In our previous article, we described the efforts of Moonbot Studios to raise money to help them create The Golem. A game about a giant golem made by the five guilds of Prague to help fend off Cesare Borgia’s armies and the Golem’s own personal search for a soul. “The story is about the Golem’s experience in life; his awakeing, why he’s a machine of war..and his achieving of his goal,” Bohdon Sayre explained.

This is not Moonbot Studios first foray into gaming. This fall, they will be releasing Diggs Nightcrawler for the PlayStation Wonderbook, and have previously released The Numberlys and The Fantastic Flying Books of Mr. Morris Lessmore for iOS, the latter of which was later turned into an Academy Award winning movie. Making The Golem into a game came naturally for the studio, but originally, the game was going to be a movie.  “[The medium was changed for] no specific reason… it is a lot harder to get a movie off the ground than it is a game…” Sayre said. But all the work for the game would “flesh out what the movie world would be like” and that a movie made after the game may show another character’s point of view.

Diagrams for the Golem (from the Kickstarter Page)
Diagrams for the Golem (from the Kickstarter Page)

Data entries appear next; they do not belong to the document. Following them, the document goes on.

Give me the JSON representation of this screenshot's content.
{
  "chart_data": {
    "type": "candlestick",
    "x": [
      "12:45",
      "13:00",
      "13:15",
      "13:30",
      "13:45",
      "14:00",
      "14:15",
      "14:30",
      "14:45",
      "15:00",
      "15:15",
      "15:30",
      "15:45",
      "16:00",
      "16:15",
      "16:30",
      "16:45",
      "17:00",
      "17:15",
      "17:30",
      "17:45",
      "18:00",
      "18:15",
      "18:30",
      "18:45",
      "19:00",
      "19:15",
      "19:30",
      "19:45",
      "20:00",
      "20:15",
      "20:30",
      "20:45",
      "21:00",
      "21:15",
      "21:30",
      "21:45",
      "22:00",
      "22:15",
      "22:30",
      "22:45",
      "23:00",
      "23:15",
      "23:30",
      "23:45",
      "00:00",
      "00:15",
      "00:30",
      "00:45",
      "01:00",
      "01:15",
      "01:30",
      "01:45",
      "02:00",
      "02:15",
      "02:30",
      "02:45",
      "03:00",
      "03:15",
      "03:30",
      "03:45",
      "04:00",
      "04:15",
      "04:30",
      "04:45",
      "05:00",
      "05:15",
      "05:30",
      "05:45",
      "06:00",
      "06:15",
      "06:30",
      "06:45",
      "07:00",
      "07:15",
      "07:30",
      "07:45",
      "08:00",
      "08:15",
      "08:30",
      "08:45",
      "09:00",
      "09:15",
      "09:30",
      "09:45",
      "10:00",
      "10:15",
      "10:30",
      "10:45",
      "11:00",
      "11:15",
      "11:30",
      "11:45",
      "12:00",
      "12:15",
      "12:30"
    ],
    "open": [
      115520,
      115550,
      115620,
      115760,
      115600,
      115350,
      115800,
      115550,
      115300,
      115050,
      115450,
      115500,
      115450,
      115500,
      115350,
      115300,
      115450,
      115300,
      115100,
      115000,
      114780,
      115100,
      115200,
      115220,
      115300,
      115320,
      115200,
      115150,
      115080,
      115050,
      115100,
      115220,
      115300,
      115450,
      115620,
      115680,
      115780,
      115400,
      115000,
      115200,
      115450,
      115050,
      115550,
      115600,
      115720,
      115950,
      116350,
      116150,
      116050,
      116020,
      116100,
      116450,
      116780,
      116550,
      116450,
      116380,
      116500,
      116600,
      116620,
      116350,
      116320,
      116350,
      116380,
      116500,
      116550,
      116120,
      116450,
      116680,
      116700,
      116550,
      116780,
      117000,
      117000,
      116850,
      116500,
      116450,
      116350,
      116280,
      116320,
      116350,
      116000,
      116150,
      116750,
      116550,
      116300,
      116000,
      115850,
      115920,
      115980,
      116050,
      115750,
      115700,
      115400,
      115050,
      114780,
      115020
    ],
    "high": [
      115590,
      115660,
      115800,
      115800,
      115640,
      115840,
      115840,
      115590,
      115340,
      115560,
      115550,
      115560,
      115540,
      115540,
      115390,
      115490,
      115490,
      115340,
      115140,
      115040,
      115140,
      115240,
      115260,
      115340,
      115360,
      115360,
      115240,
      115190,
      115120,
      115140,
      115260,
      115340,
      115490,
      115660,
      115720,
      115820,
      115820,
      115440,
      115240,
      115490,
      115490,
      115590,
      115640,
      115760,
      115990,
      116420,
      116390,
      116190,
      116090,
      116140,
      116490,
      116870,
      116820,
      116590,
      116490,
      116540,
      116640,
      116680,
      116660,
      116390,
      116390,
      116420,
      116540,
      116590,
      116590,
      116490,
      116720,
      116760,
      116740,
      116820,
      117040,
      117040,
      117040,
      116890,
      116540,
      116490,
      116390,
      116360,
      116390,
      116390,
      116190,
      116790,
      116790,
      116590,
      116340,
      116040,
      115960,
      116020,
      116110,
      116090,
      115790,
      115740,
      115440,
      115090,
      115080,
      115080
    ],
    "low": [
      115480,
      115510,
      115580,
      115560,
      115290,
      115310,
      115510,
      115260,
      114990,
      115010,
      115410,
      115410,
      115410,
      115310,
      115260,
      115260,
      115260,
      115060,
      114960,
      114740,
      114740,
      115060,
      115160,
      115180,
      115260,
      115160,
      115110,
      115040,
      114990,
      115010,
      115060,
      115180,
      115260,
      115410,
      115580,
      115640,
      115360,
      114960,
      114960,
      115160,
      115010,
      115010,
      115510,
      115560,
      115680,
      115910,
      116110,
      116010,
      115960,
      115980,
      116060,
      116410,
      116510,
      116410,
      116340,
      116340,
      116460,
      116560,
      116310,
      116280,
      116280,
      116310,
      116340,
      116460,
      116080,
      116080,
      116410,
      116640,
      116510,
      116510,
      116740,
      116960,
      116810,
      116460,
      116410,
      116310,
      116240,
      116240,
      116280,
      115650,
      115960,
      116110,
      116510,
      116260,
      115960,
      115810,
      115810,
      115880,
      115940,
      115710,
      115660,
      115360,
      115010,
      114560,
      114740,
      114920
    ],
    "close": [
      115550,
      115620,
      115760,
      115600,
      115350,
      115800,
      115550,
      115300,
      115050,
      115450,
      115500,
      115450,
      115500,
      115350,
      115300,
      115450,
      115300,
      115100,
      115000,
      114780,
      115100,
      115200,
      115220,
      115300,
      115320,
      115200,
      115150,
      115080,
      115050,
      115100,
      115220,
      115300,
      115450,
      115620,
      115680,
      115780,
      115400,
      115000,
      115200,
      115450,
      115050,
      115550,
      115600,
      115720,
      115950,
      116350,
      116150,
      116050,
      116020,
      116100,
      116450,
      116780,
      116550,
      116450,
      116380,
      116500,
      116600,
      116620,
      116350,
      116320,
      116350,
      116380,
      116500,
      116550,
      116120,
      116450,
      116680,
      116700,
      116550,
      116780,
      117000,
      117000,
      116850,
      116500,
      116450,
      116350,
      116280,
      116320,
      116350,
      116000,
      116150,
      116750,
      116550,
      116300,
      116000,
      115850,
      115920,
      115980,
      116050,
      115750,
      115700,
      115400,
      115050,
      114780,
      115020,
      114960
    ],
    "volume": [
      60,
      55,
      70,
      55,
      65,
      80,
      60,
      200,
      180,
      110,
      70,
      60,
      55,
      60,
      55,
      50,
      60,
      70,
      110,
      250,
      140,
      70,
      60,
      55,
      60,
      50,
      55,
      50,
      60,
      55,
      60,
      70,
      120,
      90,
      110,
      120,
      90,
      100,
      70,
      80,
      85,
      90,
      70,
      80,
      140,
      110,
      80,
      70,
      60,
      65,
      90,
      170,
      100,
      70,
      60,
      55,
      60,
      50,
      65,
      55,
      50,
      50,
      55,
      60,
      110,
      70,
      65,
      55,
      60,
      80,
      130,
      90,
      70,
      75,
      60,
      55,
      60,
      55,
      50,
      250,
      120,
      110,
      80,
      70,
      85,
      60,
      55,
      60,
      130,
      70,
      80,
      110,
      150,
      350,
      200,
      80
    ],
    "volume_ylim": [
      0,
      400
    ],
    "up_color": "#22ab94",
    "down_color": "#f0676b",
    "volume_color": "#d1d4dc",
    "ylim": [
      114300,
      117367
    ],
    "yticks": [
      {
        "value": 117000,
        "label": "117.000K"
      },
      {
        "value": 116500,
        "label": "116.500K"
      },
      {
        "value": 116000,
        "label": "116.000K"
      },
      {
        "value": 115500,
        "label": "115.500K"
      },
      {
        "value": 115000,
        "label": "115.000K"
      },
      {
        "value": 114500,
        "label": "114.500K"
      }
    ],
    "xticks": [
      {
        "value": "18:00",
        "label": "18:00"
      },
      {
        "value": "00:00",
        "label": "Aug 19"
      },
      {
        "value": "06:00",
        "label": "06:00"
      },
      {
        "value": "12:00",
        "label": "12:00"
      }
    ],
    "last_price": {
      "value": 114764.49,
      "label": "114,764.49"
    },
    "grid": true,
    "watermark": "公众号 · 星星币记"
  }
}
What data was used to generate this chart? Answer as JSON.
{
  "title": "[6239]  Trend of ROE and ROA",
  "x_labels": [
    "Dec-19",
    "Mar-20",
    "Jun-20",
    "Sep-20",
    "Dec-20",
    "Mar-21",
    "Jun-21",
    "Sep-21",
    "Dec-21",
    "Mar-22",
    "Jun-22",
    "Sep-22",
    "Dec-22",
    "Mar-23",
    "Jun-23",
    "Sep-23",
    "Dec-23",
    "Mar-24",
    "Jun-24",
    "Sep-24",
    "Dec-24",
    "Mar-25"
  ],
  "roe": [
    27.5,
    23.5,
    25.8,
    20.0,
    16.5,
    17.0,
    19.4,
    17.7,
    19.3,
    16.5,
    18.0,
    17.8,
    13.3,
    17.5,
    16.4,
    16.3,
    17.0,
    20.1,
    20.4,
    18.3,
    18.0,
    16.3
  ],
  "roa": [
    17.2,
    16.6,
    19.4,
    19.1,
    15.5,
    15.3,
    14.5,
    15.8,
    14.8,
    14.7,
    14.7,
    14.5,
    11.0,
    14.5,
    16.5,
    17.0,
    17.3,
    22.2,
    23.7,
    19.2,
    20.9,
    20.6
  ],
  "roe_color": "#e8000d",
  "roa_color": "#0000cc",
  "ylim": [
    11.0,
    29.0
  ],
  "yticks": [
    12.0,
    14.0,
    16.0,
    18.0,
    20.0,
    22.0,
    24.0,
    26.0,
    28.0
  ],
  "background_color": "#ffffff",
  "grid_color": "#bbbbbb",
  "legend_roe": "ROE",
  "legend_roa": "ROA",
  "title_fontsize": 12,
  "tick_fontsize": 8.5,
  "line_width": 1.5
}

Earlier this week, I was able to sit down with Sara Hebert and Bohdon Sayre of Moonbot Studios and pick their brains for a bit, with questions such as “Why would the studio turn to Kickstarter?” Sayre said that it was a combination of different factors: “We don’t have to wait or slow down the process or meet the approval of a specific client; we can get it as fast as we can to make it the best game quickly.” The game offers all sorts of mechanics. There’s the obvious RPG element, a sandbox element, and even some decision making (such as when the Golem has to decide whether to attack a mock army, ignore them, or attack innocent civilians). All these different play types help tell the story, Sayre explained. For example, part of the game is teaching the Golem how to walk. It sounds odd in context, but Sayre said that it was part of getting the player into the mind of the Golem as much as possible. “We want to give player full control of the Golem; to approach (a situation) with aggression or quietly. These things are what matter and by giving player control they are living as the Golem and understand the world around them.”

As of press time, the Kickstarter has over $91,000 dollars in it with 66 hours to go. Rewards for chipping in range from access to the production blog and a copy of the game all the way up to a trip to their Shreveport studio and induction into the game as a statue in the town. Moonbot will also be present at SXSW, collecting donations, selling backer spots and rewards, and showing off their giant cardboard Golem (it moves).